Abstract

The influence of subcutaneous adipose tissue (ATT) and oxygen (O2) delivery has been poorly defined in frequency domain (FD) near-infrared spectroscopy (NIRS). Therefore, the aim of this study was to investigate the possible influence of these variables on all FD NIRS responses using a reliable protocol. Moreover, these influences were also investigated when using relative oxy- and deoxyhemoglobin and -myoglobin (oxy[Hb + Mb] and deoxy[Hb + Mb]) values (in %). A regression analysis was carried out for ATT and maximal-minimum oxy[Hb + Mb], deoxy[Hb + Mb], oxygen saturation (SmO2), and total hemoglobin (totHb) amplitudes during an incremental cyclic contraction protocol (ICCP) in a group of 45 participants. Moreover, the same analysis was carried out between subcutaneous ATT and the relative oxy- and deoxy[Hb + Mb] values (in %). In the second part of this study, a regression analysis was performed for peak forearm blood flow (FBF) during ICCP and the absolute and relative NIRS values in a group of 37 participants. Significant exponential correlation coefficients were found between ATT and deoxy[Hb + Mb] (r = 0.53; P < 0.001), oxy[Hb + Mb] (r = 0.57; P < 0.001), and SmO2 amplitudes (r = 0.57; P < 0.001). No significant relations were found between ATT and relative oxy[Hb + Mb] (r = 0.37; P = 0.07) and deoxy[Hb + Mb] (r = 0.09; P = 0.82). Significant positive correlation coefficients were found between force at exhaustion and maximal FBF (r = 0.66; P < 0.001), maximal differences in deoxy[Hb + Mb] (r = 0.353; P = 0.032) and totHb (r = 0.512; P = 0.002) while no significant correlation coefficients were found between these maximal force values and maximal differences in oxy[Hb + Mb] (r = -0.267; P = 0.111) and SmO2 (r = -0.267; P = 0.111). Significant linear correlation coefficients were found between FBF and deoxy[Hb + Mb] (r = 0.51; P = 0.001), oxy[Hb + Mb] (r = -0.50; P = 0.001), SmO2 (r = -0.54; P = 0.001), and totHb amplitude (r = 0.61; P < 0.001).
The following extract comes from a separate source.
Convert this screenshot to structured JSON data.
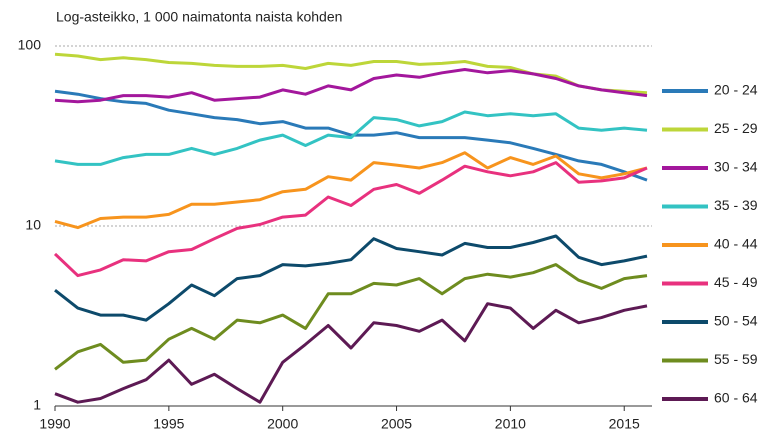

No significant correlations were found when using relative oxy[Hb + Mb] (r = -0.01; P = 0.957) and deoxy[Hb + Mb] (r = -0.02; P = 0.895). Based on these findings, caution is advised when using NIRS values, as subcutaneous ATT and O2 delivery significantly influence NIRS measurements. To eliminate these influences, use of relative deoxy[Hb + Mb] is advised, especially in clinical settings or in people with a higher subcutaneous ATT layer.